Les enfants ne réfléchissent pas sur
la nature de leurs impressions. Ces oiseaux qui s'envolaient sans plumes ne lui
parurent pas un motif suffisant pour attirer son attention. Il n'y avait là,
selon lui, qu'une chose indifférente et peu miraculeuse. Il avait donc oublié
les pauvres oiseaux, lorsque le jardinier de l'enclos voisin vint à passer. Cet
homme allait offrir des fleurs aux dames du château.
-
Combien ce bouquet, bonhomme ? lui cria l'enfant ; et de suite il en fit
emplette. Ce gros bouquet va bellement contenter notre mère, pensait-il. Cette
pensée était d'un gentil garçon, mais comme il passait sur la route, à la même
place où il avait ramassé ses sous, voilà que pivoines, roses, pervenches,
oeillets, lis, s'effeuillent et tombent fanés à ses pieds, roulant à tout
vent, comme des feuilles sèches.
-
Cet homme nous a volé, murmura l'enfant, jetant loin de lui les tiges brûlées
entre ses mains.
Comment
comprendre, en effet, qu'il en pût être autrement ? Assurément, s'il y avait
là un fripon, ce ne pouvait être M. Pierre !
En ce
moment, un aveugle allait, conduit par un caniche vieux et grave. L'homme
chantait d'une voix lamentable un Noël du temps ; le chien implorait du regard
la pitié des paysans.
M.
Pierre jugea que c'était le moment d'user de sa fortune avec magnificence, en
bon riche. Il étendit donc la main pour déposer quelques sous dans la sébile
que le chien tenait entre ses dents.
L'animal
détourna la tête, et l'aveugle s'écria :
-
Enfant, le ciel ne nous permet pas d'accepter ton aumône.
- ces pauvres sont bien
fiers, murmura notre jeune Crésus.
Et
comme il continuait sa route, quelques pièces de monnaie tombèrent de sa poche
à terre, sans qu'il s'en aperçût.
- Enfant ! lui cria
l'aveugle, tu perds des sous.
A
cet avertissement du pauvre homme, Pierre, un peu troublé, ramassa ses sous en
silence. Son action de la veille lui traversa l'esprit, c'était une avant-garde
du remords. Le pauvre continua son chemin. Cependant Pierre, voulant
absolument faire partager sa fortune, car il avait bon coeur, courut assembler
quelques camarades. I1 les conduisit dans la boutique d'un pâtissier pour les
bien régaler. Les voilà à même les gâteaux, mangeant d'un appétit vorace,
en vrais gloutons et comme gens peu habitués à se trouver à pareille fête.

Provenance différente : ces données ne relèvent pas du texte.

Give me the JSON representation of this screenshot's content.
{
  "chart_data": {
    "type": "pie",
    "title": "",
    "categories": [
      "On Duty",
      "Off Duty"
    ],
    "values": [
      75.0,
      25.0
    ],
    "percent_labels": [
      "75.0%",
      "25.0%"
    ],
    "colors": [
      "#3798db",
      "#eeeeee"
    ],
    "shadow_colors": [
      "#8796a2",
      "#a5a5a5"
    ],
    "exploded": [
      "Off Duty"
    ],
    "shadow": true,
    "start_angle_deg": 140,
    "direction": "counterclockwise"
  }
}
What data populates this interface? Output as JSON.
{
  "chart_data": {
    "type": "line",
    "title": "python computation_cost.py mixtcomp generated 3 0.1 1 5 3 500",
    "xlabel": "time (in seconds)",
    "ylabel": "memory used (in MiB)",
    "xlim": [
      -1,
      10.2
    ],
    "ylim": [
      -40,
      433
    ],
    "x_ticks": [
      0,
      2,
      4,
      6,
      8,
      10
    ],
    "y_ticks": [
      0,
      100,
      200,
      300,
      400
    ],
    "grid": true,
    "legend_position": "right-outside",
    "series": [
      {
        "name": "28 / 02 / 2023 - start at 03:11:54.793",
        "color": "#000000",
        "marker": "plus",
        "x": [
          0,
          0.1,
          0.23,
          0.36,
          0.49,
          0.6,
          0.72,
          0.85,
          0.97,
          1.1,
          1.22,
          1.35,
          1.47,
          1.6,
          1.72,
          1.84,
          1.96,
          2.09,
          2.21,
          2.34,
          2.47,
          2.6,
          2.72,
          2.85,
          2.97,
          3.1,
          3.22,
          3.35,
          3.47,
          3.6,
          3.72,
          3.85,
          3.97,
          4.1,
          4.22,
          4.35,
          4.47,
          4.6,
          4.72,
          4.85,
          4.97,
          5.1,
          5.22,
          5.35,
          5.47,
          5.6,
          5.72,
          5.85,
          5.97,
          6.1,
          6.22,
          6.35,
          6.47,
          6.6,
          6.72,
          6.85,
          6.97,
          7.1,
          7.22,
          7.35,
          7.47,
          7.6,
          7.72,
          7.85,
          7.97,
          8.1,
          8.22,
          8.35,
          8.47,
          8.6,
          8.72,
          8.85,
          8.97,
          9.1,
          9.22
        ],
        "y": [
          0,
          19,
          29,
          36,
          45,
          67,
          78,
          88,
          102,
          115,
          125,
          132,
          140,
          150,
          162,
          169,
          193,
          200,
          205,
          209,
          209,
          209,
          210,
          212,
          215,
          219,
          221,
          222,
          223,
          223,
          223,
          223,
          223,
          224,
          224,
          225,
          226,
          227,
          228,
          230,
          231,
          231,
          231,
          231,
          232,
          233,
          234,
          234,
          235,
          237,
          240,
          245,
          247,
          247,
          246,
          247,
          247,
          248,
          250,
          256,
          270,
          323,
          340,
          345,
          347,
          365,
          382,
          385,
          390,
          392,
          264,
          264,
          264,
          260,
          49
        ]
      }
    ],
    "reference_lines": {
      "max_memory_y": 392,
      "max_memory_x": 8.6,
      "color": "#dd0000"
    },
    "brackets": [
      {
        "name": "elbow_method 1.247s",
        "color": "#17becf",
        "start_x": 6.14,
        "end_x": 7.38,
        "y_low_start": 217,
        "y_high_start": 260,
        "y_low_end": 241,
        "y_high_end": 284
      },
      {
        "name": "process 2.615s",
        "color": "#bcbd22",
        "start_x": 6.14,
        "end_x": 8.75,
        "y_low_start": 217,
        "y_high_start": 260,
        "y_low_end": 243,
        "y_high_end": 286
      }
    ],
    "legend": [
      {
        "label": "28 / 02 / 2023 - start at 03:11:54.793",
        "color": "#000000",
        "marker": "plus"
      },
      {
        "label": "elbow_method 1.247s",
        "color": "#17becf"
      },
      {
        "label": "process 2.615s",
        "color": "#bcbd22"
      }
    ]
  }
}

La friandise aiguisant la gourmandise, Dieu sait les biscuits, les croquets et
les tartes qui y passèrent ! La bande vorace une fois rassasiée, M. Pierre
paya la carte généreusement ; puis l'on s'éparpilla dans les herbes de la
prairie voisine, le museau tout sucré et barbouillé de raisiné.
Mais pourquoi ces contorsions, ces grimaces, ces cris ? Les malheureux
sont pris d'affreuses coliques, ils ont les entrailles en feu ; c'est comme un
tison de l'enfer qui les dévore. Pierre les regarde d'un oeil étonné ; lui
seul ne ressent rien de l'accident général ; heureux celui dont les bretelles
ne sont pas fixées irrévocablement à la ceinture de la culotte ! heureux
l'habile à s'en débarrasser ! Mais, hélas ! plus d'un le fut aussi de ses
tourments secrets. Pierre qui, voyant souffrir ses petits amis, voulait pleurer,
se mit à rire, à rire et tellement fort, que les autres le regardèrent avec
colère, le soupçonnant de quelque mauvais tour. Ils s'éloignèrent de lui,
remplis de terreur, en criant : « Au sorcier ! au sorcier ! Il nous a empoisonnés
avec des gâteaux maudits, il aura vendu son âme au Diable !... »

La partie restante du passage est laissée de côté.